A few years ago, grocery stores competing with Wal-Mart began to get creative. They started with premium private label products, and moved on to an expansion of their organic food selections. But then they, and other grocery-only corporations, figured something else out: America was tired of frozen dinners and of cooking. Enter the home-cooked meal you pick up at the store. The personal chef is one step beyond this.
Personal chefs are usually trained professional chefs with an inventory of recipes and specialties who cook exclusively for private homes. This does not mean Chef Mike is going to come to your house and create the perfect duck a l’orange for you; rather, it means he puts together gourmet meals that you can later heat up yourself. You get good nutrition and great food combined with the convenience of TV dinners.
Though your personal chef may make a home visit just to check your tools out and ensure you can follow his directions, he never has to set foot in your house otherwise. Instead, he prepares meals up to a week in advance and refrigerates or freezes them, then has them delivered to your door with directions on how to cook them. This gives you dinners much superior to the typical frozen fare, or even the deli-prepared meals of upscale groceries, without the work it takes to cook them yourself.
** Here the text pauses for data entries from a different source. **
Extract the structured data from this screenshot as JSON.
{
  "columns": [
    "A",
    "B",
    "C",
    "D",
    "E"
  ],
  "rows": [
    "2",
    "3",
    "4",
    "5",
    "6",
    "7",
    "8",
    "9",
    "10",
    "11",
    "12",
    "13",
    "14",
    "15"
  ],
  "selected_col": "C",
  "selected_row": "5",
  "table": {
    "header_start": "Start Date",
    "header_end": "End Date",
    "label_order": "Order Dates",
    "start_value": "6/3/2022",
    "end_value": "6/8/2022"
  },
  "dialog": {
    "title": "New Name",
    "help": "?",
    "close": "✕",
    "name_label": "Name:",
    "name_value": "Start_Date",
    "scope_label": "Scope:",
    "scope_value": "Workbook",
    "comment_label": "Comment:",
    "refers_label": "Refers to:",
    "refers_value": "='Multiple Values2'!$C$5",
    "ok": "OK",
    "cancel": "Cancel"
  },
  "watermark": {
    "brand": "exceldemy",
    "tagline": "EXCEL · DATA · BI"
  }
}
Prices are surprisingly affordable, especially for single people or childless professional couples whose time is at a premium. Personal chefs charge you for the cost of the food and a surcharge for preparing their meals — either a flat per-meal rate or an hourly charge for preparation and delivery. The total cost per meal should be on a par with what you’d pay in a restaurant, or even a little less, for the same meal, but with the convenience of your dinner being at your home. In addition, with each meal tailored for you, you can easily watch your diet, eat kosher, or deal with diabetes and other food-related medical conditions.
It’s a good deal for the chefs, too. Instead of working horrible hours at a high-pressure restaurant making an average of just under $15 an hour, they can choose their own work hours, build as large or small a clientele as they wish, and double their salaries by working for themselves. Already, some 5000 professional chefs have dropped out of the restaurant business to pick up a private client list. Look for many more to do this in the future, and probably small corporations to start up providing full-service home delivered meals as well.